Addressing only the document that you link to without assumption of accuracy or finality, it says that "It is the policy of the United States to foster clear, nondiscriminatory ground rules promoting free and open debate on the Internet. Prominent among those rules is the immunity from liability", referring to 47 USC 230, and specifically "the scope of that immunity should be clarified". It is clear that the law say nothing about what counts as "good faith", nor does it say anything about what constitutes "otherwise objectionable". The document correctly say that the law "does not extend to deceptive or pretextual actions restricting online content", at leas as long as we understand "extend to" as meaning "explicitly mention". Similarly, the law does not explicitly say anything about whether a provider violating its own TOS nullifies the "good faith restriction" clause.
The order then directs the Dept. of Commerce to petition the FCC for regulations clarifying the interpretation of this law (I assume you meant FCC and not FTC). It specifically proposes explicitly interpreting "taken in good faith" to exclude actions that are deceptive, pretextual or inconsistent with a provider's TOS, or "the result of inadequate notice, the product of unreasoned explanation, or having been undertaking [sic] without a meaningful opportunity to be heard".
Everybody is presently open to litigation for defamation (for example), because you can allege that pretextual or "unreasonable" restrictions on speech are in bad faith, then the courts have to evaluate that question. What the regulations would do is provide a default answer ("yes, it is"), which the courts would follow unless the regulation is overturned in court or is rescinded.

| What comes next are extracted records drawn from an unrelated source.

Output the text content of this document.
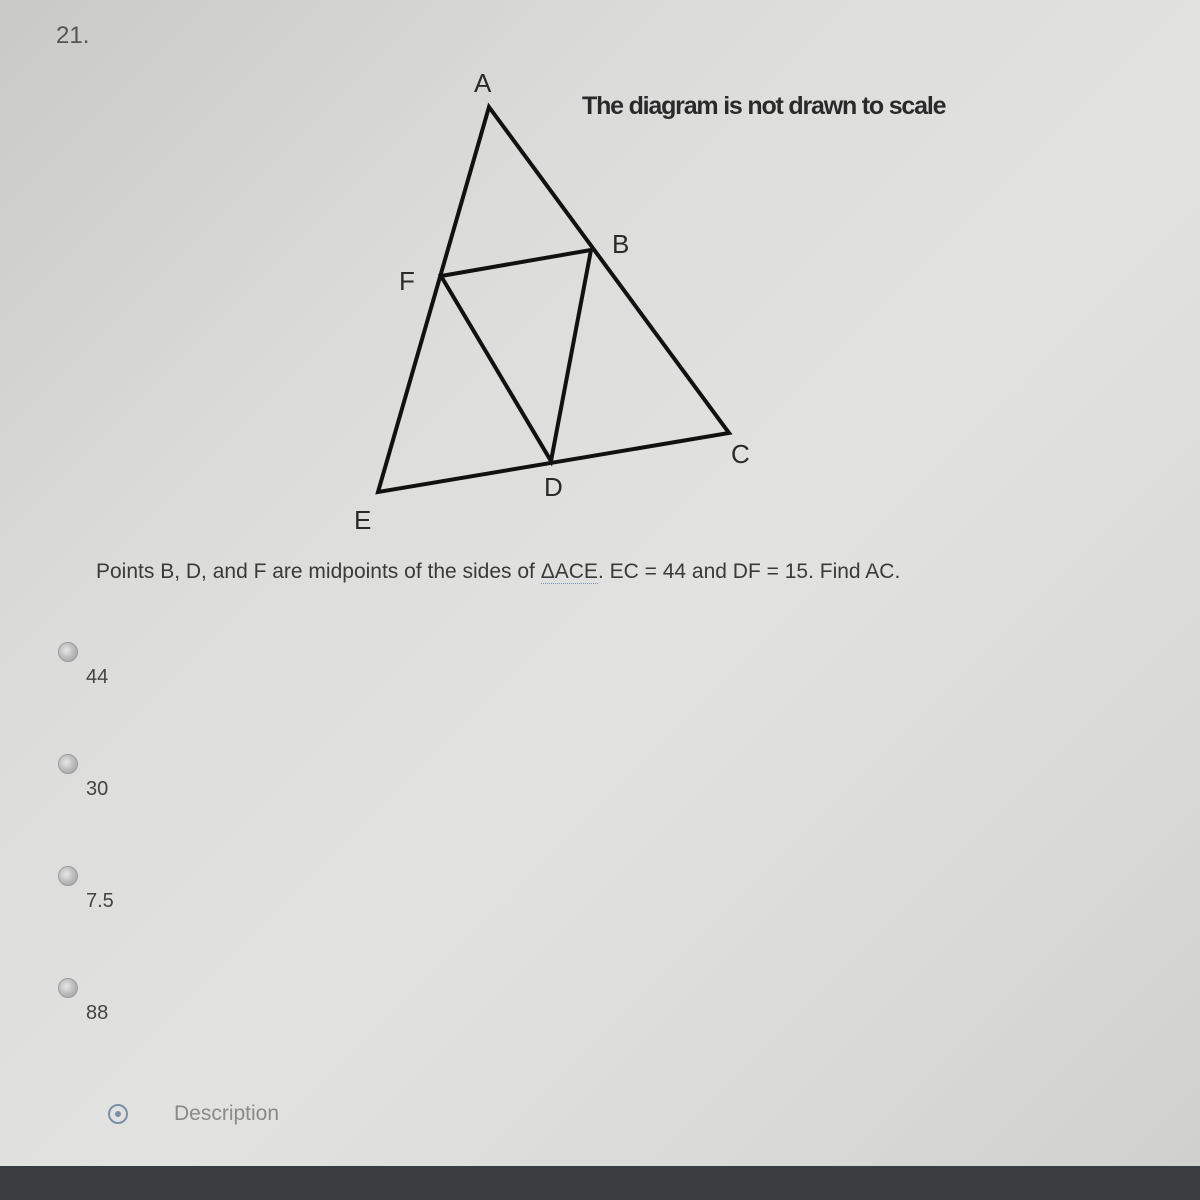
21.
A
B
C
D
E
F
The diagram is not drawn to scale
Points B, D, and F are midpoints of the sides of ΔACE. EC = 44 and DF = 15. Find AC.
44
30
7.5
88
Description
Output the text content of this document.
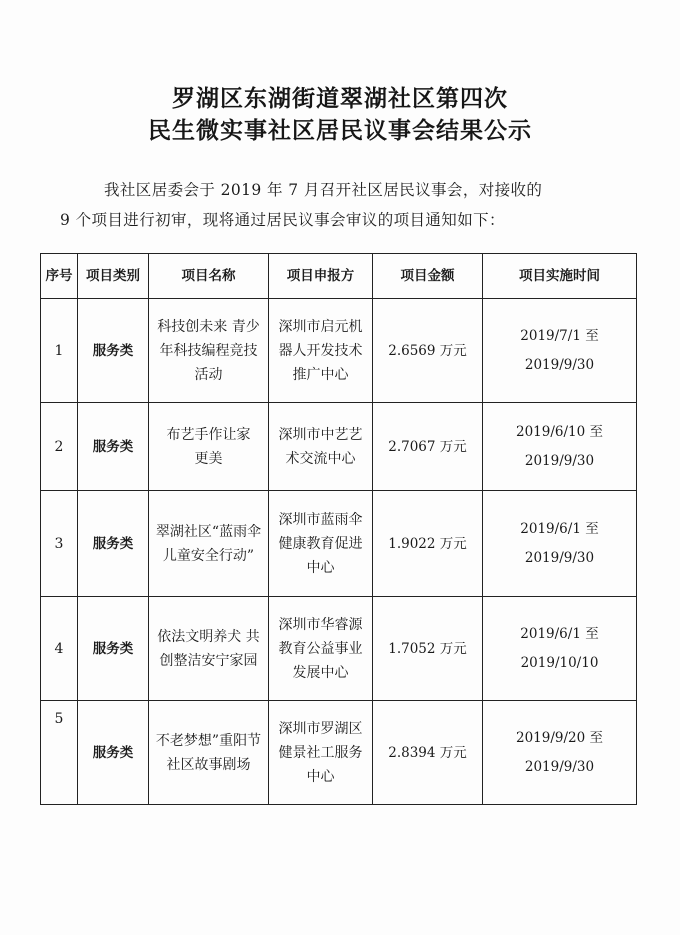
罗湖区东湖街道翠湖社区第四次
民生微实事社区居民议事会结果公示
我社区居委会于 2019 年 7 月召开社区居民议事会，对接收的
9 个项目进行初审，现将通过居民议事会审议的项目通知如下：
序号	项目类别	项目名称	项目申报方	项目金额	项目实施时间
1	服务类	科技创未来 青少
年科技编程竞技
活动	深圳市启元机
器人开发技术
推广中心	2.6569 万元	2019/7/1 至
2019/9/30

2	服务类	布艺手作让家
更美	深圳市中艺艺
术交流中心	2.7067 万元	2019/6/10 至
2019/9/30

3	服务类	翠湖社区“蓝雨伞
儿童安全行动”	深圳市蓝雨伞
健康教育促进
中心	1.9022 万元	2019/6/1 至
2019/9/30

4	服务类	依法文明养犬 共
创整洁安宁家园	深圳市华睿源
教育公益事业
发展中心	1.7052 万元	2019/6/1 至
2019/10/10

5	服务类	不老梦想”重阳节
社区故事剧场	深圳市罗湖区
健景社工服务
中心	2.8394 万元	2019/9/20 至
2019/9/30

There are vast numbers of restrictions on free speech by the FCC: the whole purpose of the FCC is to restrict the freedom to speak as one may please. The initial premise was that the government didn't want broadcaster A to functionally obliterate broadcaster B due to the strength of his signal on a particular frequency, so you are not free to speak in certain ways. There are numerous other restrictions on what you may say within the sphere regulated by the FCC, e.g. you can't broadcast live sex acts on network TV during Saturday morning cartoon time. The Fairness Doctrine and the equal time rule are / were other examples of restrictions on free speech (via compelled speech). "Free speech" is an open-enough concept that it is reasonable to consider anything with a governmentally-mandated "non-level playing field" to be a restriction on free speech (for example, statutory immunizations of a certain class of individuals against legal consequences of their acts). The problem with saying what acts of the FCC "restrict free speech" is that there isn't a clear definition of "free speech" that is consistent with laws against threatening, fraud, perjury and defamation.
As for the accuracy of your summary, there are also provisions regarding deceptive practices. There is more to it than you summarized (obviously: that's what a summary is), but apart from misspelling FCC I'd say that the summary is brief and not as informative (or verbose) as the original, but it is not deceptive. If you want a well-intentioned criticism, I think it is important to be specific about the fact that there is been some statutory immunization against liability which is the core of the order, but you didn't clarify that point. Governments litigate against companies (mostly) all the time, but governments do not litigate against companies or individuals for defamation or violating a TOS, and nothing in the order suggests that the government could start to sue social media companies for defamation or breach of contract, that is, the scope of the potential litigation is limited in an important way. I would (did) include that information, and don't assume "bad faith" in your omission.
You have a First Amendment right to omit any details that you want.